Today Kishinchand owns one of the Shanghai's oldest Indian restaurants - he was a pioneer of Indian cuisine in the city.

His small, 28-seat eatery opened in 2000 when the only other Indian restaurant was The Tandoor.

But it was nightclubs that first drew Kishinchand into travel around Asia, first as a DJ and then as a nightclub manager.

He first came to Shanghai in 1987 and DJ'd for two years at the Sheraton Hotel. It was only one of two nightclubs in the city at the time.

"In those days we had to play everything from cha-cha to slow songs, to rock and roll. There were not many expats and the crowd was mainly Chinese," he recalls.

During a 15-year career during the 1980s and 1990s, Kishinchand was a DJ in clubs in India, Malaysia, South Korea and China.

Before coming to Shanghai in 1997, Kishinchand managed a nightclub in Guangzhou, Guangdong Province.

He returned to Shanghai to run Club Absolute and then ran Club Galaxy, one of the city's most popular clubs at the time.

"It was happening. There were lots of expats and lots of students," he says.

"Now it's completely different, people used to really party back then.
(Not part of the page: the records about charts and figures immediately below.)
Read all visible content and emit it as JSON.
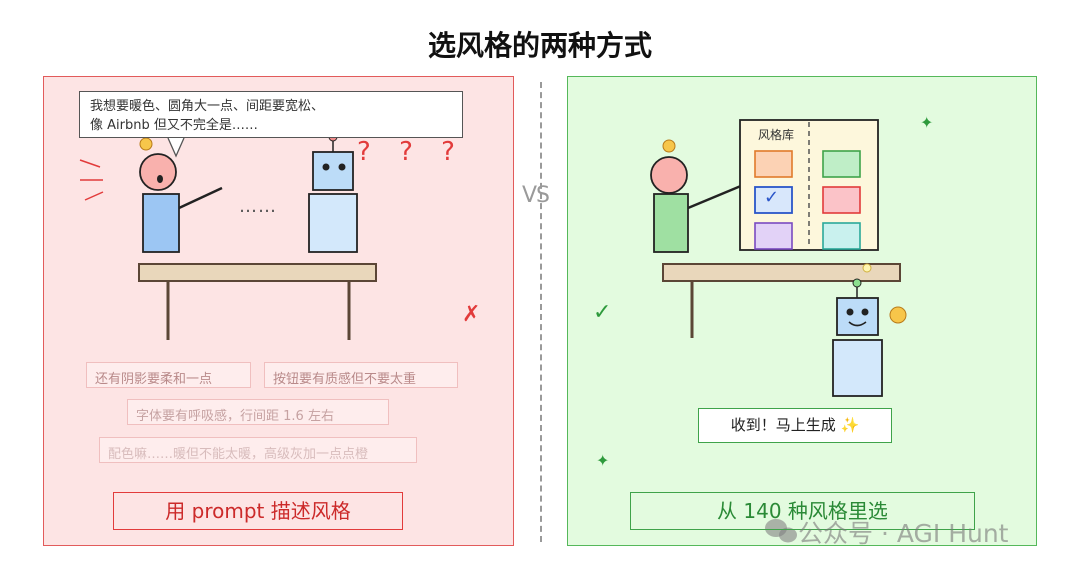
{
  "title": "选风格的两种方式",
  "vs": "VS",
  "left": {
    "bubble_line1": "我想要暖色、圆角大一点、间距要宽松、",
    "bubble_line2": "像 Airbnb 但又不完全是……",
    "question_marks": "? ? ?",
    "dots": "……",
    "requests": [
      "还有阴影要柔和一点",
      "按钮要有质感但不要太重",
      "字体要有呼吸感，行间距 1.6 左右",
      "配色嘛……暖但不能太暖，高级灰加一点点橙"
    ],
    "cross": "✗",
    "label": "用 prompt 描述风格"
  },
  "right": {
    "library_title": "风格库",
    "check": "✓",
    "side_check": "✓",
    "reply": "收到！马上生成 ✨",
    "label": "从 140 种风格里选",
    "sparkle": "✦"
  },
  "watermark": "公众号 · AGI Hunt",
  "colors": {
    "left_bg": "#fde4e4",
    "left_accent": "#e23b3b",
    "right_bg": "#e3fbdf",
    "right_accent": "#3fa34a"
  }
}
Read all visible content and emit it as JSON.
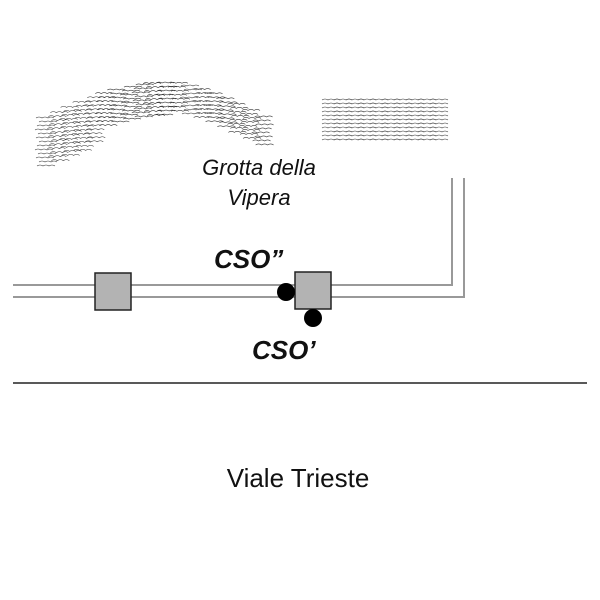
{
  "labels": {
    "cave_line1": "Grotta della",
    "cave_line2": "Vipera",
    "cso_double": "CSO”",
    "cso_single": "CSO’",
    "street": "Viale Trieste"
  },
  "colors": {
    "pipe": "#999999",
    "chamber_fill": "#b3b3b3",
    "outline": "#222222",
    "dot": "#000000"
  }
}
Nowadays, I don't go to clubs anymore."

During his Asian travels, Kishinchand was also known to spice up a party with an Elvis impersonation with a decidedly Indian flavor.

From parties to an opening of nightclubs, "The King" would make an appearance.

"I usually sing a couple of songs here and there, and I like the slow songs like 'Can't Help Falling in Love,' 'Surrender,' 'It's Now or Never'," says the Elvis fan.

He owns three sequined suits, in white, black and navy blue, impeccably made in Hong Kong.

While the Elvis suits have long been mothballed, customers keep coming back for the heady mix of magic and masala at his restaurant.

Other gigs in Shanghai have included a role as an Amazon tribal chief in a well-known Pepsi commercial with Brazilian soccer star Ronaldinho.

While the skyscrapers of Shanghai are currently home, like every Elvis impersonator, he says it's the bright lights of Las Vegas that occupy the dreams of this magician and rock-and-roll-crooner.

"My dream is to go to Vegas to control the roulette table - just kidding," he says.

To see some of Kishinchand's tricks, go to Shanghai Daily website at

Vic Kishinchand

Nationality: Indian

Profession: Restaurant owner

Age: 46


Self-description: A gifted Freak.

Favorite place: My home.

Strangest sight: Myself.

Motto for life: Is to tell the truth even when you LIE !

Worst experience: Getting fake notes from taxi drivers.

How to improve Shanghai: Opening up a casino.

Advice to newcomers: Don't trust your LANDLORD.